Proof. We proceed by induction on $n$. For $n=1$ the statement is trivial. Now we assume that $n>1$ and the statement holds with $n-1$ in place of $n$. Let $x_1,\dots,x_n$ satisfy the conditions of the theorem. If any $x_i$ lies in $K$, then by the induction hypothesis all the other $x_j$'s lie in $K$, and we are done. So we can assume that no $x_i$ lies in $K$. The sum $x_2+\dots+x_n$ lies in the field extension $K(x_1)$, hence by the induction hypothesis each $x_i$ lies in this field extension. That is, $x_i=a_i+b_ix_1$ for some $a_i,b_i\in K$. By our assumption, each $b_i$ is nonzero. Furthermore, $x_i^2=(a_i^2+b_i^2x_1^2)+2a_ib_ix_1$ lies in $K$, whence $2a_ib_ix_1$ also lies in $K$. This forces that $a_i=0$, because otherwise $2a_ib_i\neq 0$ and $x_1=(2a_ib_ix_1)/(2a_ib_i)\in K$, a contradiction. We conclude that $x_i=b_ix_1$. As a result, $x_1+\dots+x_n=(b_1+\dots+b_n)x_1$ is a nonzero element of $K$, hence $b_1+\dots+b_n$ is also a nonzero element of $K$. But then $x_1\in K$, a contradiction again.

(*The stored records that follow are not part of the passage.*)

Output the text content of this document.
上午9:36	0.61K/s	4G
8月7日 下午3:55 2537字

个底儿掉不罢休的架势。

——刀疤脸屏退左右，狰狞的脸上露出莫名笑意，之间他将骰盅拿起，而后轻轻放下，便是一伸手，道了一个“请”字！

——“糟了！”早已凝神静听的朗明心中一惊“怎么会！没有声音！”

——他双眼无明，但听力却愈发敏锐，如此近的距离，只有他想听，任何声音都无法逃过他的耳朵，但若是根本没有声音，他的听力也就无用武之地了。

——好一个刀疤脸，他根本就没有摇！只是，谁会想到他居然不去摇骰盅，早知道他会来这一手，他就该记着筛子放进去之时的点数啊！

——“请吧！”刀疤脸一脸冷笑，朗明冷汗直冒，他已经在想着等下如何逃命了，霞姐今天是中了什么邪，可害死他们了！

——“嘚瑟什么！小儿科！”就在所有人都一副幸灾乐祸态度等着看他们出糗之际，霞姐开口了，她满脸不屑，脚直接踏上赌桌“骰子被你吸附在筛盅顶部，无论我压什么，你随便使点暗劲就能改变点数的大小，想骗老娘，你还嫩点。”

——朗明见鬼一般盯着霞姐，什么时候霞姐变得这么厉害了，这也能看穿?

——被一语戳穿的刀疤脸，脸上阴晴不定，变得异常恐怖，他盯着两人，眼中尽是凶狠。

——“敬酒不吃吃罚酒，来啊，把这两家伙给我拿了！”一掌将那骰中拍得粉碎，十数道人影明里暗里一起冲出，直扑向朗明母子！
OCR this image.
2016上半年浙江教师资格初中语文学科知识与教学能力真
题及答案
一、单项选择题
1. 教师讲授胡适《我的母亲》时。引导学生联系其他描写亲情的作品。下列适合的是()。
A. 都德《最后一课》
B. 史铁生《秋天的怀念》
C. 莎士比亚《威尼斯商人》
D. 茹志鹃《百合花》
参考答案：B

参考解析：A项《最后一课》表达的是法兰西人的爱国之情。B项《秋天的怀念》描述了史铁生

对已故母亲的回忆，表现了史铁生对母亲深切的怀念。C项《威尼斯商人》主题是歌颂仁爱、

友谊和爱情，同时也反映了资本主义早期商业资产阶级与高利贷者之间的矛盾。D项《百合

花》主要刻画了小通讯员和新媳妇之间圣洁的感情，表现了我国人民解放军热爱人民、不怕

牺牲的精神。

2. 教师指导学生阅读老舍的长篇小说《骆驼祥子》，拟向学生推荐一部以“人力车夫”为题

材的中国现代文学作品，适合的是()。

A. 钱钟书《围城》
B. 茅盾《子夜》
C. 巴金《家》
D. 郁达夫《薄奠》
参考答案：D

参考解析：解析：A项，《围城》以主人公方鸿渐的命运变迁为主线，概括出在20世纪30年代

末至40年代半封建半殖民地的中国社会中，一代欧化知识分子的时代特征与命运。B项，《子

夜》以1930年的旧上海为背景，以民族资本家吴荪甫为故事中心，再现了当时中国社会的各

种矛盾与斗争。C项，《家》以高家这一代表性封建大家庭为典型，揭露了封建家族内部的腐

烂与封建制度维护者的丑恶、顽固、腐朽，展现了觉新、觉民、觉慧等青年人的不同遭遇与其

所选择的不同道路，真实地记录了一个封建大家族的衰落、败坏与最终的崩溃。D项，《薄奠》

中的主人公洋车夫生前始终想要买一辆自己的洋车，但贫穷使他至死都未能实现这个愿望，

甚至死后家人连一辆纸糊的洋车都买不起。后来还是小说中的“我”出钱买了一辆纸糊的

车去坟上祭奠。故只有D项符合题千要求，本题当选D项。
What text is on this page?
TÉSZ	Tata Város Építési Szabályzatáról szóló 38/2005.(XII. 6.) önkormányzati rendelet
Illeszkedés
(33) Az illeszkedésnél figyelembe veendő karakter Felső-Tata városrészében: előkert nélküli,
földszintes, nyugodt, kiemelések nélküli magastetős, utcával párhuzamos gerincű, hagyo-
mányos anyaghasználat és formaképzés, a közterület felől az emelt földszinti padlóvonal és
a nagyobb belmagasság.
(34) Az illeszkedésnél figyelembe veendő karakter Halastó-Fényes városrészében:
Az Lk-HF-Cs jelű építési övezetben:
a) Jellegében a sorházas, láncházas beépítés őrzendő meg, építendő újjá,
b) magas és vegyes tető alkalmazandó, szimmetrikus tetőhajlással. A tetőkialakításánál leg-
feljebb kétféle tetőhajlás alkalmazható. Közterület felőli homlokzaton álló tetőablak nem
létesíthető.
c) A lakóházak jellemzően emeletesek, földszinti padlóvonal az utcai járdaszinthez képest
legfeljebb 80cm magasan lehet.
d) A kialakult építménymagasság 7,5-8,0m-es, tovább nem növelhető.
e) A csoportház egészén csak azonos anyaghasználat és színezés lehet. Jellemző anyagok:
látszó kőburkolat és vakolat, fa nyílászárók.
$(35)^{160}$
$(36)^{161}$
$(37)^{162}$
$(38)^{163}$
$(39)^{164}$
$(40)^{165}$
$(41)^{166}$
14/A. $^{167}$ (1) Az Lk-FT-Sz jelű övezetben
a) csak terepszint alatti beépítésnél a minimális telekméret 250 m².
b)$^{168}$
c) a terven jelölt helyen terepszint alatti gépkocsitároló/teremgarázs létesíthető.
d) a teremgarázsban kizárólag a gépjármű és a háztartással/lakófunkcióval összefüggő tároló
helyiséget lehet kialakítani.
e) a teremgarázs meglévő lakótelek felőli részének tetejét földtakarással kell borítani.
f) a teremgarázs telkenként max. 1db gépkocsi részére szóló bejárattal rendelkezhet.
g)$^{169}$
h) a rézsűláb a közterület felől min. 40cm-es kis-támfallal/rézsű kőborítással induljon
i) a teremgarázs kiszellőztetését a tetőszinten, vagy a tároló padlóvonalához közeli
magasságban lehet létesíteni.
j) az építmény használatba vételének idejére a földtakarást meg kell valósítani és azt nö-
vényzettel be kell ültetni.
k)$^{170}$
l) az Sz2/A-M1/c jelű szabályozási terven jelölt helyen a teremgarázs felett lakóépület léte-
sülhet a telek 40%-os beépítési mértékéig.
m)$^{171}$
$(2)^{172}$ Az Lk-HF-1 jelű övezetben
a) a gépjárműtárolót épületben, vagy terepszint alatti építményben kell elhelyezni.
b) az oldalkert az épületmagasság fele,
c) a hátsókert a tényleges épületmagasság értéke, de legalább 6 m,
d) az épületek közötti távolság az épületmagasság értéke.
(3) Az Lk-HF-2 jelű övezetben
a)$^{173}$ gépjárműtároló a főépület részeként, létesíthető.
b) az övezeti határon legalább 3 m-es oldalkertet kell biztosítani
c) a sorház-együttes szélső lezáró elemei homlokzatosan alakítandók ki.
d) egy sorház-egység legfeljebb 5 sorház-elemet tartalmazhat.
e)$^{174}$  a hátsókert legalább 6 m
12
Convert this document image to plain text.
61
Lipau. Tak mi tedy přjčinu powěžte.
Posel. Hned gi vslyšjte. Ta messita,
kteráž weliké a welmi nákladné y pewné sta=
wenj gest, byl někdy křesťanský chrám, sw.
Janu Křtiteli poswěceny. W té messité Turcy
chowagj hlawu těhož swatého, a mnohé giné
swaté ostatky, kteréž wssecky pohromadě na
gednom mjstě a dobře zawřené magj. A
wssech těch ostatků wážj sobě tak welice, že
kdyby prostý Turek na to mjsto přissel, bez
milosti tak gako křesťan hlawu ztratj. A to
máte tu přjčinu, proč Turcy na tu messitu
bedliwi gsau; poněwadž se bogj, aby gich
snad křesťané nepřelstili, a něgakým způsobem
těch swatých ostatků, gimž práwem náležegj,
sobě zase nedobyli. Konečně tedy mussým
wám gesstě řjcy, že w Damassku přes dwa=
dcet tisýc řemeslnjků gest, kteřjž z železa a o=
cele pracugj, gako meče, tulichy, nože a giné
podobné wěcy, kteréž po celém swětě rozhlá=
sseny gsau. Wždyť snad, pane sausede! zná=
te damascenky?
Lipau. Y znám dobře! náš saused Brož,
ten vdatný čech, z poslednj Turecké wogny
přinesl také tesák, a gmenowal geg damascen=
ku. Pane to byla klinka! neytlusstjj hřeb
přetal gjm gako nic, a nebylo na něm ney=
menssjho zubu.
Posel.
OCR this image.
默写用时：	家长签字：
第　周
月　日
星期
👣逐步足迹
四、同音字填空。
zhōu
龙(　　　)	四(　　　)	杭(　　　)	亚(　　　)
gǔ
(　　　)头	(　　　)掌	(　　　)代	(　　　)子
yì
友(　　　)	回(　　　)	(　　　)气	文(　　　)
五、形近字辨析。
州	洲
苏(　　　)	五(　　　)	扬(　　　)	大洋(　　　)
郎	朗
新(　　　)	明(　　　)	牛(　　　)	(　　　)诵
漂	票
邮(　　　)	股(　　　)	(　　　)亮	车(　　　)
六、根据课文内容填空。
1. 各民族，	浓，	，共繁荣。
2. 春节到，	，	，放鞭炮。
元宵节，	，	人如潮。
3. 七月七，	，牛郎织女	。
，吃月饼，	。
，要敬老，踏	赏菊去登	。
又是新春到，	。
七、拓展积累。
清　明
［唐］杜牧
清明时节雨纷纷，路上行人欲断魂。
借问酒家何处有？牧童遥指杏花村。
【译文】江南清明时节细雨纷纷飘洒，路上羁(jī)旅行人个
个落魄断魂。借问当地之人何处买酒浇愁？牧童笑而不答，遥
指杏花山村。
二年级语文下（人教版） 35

Corollary. Let $a_1,\dots,a_n$ be positive rational numbers such that the sum $\sqrt{a_1}+\dots+\sqrt{a_n}$ is rational. Then each term $\sqrt{a_i}$ is rational.
Proof. Apply the theorem with $K:=\mathbb{Q}$ and $x_i:=\sqrt{a_i}$. Note that no subsum of $x_1+\dots+x_n$ vanishes (including the full sum), because the $x_i$'s are positive.